Registered rescue beacons a must for travellers and adventurers
New Zealand’s national search and rescue organisation has indicated that staying protected in the great outdoors does not only require insurance, but also a rescue beacon - and a registered one to boot.
Of 62,000 alert beacons currently on record, the Rescue Coordination Centre (RCCNZ) said 30% lack the contact details of their owners.
This makes it harder for RCCNZ to send the right teams and equipment to respond to a situation, and is also costing the centre valuable resources in searching for people who are in distress, Radio New Zealand (RNZ) reported.
Mike Hill, RCCNZ manager, said there were times when rescuers did not find anybody when they responded to a distress call.
“We’re encouraging more people to carry locator beacons with them, whether they’re on land, in the bush, mountain biking, hunting, whatever they’re doing - and also making sure that more people on the water have an EPIRB (emergency position-indicating radio beacon) with them.”

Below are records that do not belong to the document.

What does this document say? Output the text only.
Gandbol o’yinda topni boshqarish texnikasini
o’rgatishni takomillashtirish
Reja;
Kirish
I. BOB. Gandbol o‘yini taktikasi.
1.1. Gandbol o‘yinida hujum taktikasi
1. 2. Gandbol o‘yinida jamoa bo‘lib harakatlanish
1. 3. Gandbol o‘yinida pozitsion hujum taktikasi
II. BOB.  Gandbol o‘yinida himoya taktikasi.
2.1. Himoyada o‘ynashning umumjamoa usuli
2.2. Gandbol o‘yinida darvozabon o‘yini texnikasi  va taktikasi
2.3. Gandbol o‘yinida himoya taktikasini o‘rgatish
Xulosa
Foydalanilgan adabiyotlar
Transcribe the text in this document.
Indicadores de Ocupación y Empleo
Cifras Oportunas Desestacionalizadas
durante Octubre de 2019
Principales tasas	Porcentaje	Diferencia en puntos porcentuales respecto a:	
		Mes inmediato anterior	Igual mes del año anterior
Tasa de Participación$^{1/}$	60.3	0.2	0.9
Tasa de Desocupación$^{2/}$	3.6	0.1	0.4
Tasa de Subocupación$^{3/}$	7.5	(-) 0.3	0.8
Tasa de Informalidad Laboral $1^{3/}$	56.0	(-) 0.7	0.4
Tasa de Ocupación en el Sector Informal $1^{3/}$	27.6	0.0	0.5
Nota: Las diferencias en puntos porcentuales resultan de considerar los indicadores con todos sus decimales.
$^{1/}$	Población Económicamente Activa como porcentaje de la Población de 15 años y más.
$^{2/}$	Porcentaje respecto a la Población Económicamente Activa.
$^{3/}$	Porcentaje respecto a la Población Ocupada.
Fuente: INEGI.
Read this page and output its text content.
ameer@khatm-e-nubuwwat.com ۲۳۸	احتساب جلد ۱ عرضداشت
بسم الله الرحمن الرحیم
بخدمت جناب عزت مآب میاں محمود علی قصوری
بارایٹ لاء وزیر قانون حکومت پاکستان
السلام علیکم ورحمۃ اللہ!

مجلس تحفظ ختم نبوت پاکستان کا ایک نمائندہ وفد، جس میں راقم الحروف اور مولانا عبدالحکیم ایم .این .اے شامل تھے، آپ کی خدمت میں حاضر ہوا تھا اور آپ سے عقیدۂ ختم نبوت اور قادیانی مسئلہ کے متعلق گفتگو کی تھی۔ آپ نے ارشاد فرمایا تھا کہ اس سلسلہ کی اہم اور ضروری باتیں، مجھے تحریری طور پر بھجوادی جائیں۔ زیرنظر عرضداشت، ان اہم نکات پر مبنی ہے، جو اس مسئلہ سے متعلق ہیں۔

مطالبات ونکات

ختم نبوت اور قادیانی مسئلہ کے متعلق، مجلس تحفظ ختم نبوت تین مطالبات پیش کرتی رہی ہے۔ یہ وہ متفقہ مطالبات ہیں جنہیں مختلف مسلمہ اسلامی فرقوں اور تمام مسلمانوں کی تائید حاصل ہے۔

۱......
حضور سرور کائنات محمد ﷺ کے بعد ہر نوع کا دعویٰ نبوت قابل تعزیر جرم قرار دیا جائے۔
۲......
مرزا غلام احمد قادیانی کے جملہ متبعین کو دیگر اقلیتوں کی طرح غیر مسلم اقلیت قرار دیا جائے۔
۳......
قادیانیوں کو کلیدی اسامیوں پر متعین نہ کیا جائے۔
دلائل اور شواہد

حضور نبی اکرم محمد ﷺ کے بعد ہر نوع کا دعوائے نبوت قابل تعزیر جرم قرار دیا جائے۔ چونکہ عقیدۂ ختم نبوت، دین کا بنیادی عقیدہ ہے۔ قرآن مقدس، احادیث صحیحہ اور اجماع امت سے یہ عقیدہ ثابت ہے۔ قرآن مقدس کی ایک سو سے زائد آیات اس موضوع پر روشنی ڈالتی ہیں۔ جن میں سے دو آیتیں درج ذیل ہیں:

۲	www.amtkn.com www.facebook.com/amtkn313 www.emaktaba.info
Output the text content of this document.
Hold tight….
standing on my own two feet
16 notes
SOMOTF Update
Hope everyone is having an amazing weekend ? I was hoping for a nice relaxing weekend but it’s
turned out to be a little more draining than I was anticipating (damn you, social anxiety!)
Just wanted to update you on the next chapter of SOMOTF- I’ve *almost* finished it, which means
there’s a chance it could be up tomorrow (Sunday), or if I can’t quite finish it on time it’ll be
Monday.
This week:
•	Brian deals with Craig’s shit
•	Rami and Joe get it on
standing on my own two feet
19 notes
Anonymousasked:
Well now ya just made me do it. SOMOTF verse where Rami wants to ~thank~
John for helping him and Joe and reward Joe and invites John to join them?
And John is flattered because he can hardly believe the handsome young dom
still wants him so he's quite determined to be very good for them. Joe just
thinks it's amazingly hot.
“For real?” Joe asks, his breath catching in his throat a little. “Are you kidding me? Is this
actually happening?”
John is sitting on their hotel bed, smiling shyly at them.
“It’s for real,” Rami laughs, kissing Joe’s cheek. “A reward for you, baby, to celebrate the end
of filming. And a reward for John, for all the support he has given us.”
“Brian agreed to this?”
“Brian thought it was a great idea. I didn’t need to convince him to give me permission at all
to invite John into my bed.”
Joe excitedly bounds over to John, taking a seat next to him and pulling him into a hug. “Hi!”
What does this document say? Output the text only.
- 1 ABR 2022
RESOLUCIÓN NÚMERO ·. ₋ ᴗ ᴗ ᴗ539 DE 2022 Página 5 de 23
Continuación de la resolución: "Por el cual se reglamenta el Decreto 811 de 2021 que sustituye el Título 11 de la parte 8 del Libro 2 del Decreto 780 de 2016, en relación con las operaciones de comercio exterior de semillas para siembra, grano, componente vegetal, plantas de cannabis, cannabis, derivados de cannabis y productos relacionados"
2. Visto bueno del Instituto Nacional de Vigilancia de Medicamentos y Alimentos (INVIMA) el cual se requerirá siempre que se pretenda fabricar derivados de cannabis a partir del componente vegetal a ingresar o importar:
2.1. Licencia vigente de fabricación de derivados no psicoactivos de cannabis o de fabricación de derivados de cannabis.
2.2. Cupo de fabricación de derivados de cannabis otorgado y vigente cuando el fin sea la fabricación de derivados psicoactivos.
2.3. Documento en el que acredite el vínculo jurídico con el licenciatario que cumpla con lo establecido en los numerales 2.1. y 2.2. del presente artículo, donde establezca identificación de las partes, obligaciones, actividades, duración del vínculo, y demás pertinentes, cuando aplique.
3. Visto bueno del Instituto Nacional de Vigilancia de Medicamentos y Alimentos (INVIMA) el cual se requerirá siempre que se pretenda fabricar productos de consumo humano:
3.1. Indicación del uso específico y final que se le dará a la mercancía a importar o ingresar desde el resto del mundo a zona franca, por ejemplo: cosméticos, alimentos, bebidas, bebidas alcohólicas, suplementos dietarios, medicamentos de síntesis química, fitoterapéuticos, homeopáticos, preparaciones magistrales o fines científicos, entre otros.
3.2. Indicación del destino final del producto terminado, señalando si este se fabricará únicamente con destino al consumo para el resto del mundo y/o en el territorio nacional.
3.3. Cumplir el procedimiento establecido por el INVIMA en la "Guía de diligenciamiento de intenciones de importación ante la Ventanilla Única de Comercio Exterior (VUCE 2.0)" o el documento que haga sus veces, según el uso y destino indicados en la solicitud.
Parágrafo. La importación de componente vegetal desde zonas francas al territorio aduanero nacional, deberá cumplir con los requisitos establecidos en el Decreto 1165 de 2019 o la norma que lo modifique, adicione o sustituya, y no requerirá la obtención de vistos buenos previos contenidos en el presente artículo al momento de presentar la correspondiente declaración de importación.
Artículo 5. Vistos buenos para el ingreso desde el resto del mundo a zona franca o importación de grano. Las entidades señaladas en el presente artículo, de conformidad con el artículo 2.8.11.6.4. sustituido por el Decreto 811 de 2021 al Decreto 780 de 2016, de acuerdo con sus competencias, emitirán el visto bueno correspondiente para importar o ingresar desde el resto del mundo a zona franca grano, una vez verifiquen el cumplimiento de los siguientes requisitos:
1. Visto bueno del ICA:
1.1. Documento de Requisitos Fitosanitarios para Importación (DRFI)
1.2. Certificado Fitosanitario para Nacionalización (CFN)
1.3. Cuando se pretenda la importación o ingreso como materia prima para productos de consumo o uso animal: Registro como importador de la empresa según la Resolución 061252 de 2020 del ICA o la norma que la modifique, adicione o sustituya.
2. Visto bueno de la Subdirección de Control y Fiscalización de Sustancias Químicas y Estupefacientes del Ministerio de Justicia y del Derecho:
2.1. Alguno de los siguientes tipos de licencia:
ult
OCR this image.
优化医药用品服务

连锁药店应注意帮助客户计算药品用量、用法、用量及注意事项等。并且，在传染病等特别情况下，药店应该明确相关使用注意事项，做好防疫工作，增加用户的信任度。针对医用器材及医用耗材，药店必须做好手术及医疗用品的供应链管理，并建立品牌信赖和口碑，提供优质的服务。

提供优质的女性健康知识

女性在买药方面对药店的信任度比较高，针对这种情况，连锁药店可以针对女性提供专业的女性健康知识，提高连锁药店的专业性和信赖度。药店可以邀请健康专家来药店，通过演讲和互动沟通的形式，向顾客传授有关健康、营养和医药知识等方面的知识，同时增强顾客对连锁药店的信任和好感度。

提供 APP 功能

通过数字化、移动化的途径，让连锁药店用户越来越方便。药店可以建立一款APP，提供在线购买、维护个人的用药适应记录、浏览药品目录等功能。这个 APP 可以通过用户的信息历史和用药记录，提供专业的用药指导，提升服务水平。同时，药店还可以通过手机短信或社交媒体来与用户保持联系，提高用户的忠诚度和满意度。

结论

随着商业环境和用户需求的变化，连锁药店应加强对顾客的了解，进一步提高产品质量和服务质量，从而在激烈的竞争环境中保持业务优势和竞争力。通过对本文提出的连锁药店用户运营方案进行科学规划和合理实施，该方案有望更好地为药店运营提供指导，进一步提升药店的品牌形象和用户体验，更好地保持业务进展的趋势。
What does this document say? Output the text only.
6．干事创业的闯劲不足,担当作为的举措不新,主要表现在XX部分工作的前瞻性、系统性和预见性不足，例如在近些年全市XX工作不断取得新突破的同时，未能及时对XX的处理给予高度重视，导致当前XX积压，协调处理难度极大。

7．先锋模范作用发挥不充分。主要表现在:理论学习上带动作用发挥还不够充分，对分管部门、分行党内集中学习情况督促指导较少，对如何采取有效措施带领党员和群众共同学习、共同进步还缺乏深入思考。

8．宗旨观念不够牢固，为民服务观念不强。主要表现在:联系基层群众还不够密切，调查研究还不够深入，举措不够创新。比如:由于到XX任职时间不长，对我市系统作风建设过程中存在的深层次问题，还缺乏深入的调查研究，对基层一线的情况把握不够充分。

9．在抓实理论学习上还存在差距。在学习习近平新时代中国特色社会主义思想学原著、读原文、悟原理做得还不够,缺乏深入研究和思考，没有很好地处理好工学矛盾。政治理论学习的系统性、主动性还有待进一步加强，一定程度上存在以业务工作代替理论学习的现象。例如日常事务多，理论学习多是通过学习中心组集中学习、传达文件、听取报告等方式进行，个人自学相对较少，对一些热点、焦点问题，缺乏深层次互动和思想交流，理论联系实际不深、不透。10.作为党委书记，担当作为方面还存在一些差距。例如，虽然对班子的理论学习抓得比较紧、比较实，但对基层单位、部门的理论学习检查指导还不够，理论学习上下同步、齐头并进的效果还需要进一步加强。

Hill told RNZ it is important that owners register their beacon with RCCNZ and ensure the details of their next of kin are up to date.
“The importance of up-to-date details with us is that we can make several phone calls through the next of kin or the responsible person and it allows us to understand that if there’s someone who’s gone into the bush, is it with a party of school children, is it three hunters, who might we be dealing with, which allows us to work out which is the best rescue asset to send given the numbers or the circumstances we might come across,” he explained.
Hill said that having an insurance policy and a beacon is not enough for rescuing lost people.
“We believe about 30% of the beacons in New Zealand are unregistered, so potentially 30% of the people feel that they’ve got the insurance policy and are carrying beacons ̶ - and while we still may find them, because we know where they are in distress, it can add different layers of complication not knowing what we might be dealing with when we get there,” he told RNZ.
He explained: “It’s a bit like phoning 111 and hanging up. Well, which emergency service do you need, what might they be dealing with when they get there? It’s the same with an unregistered beacon. If you are in distress, and you need help, why not give as much information as you can to those coming to help you.”
RCCNZ covers 30 million square kilometers of search and rescue region, and has about 15,000 people, mostly volunteers, the report said.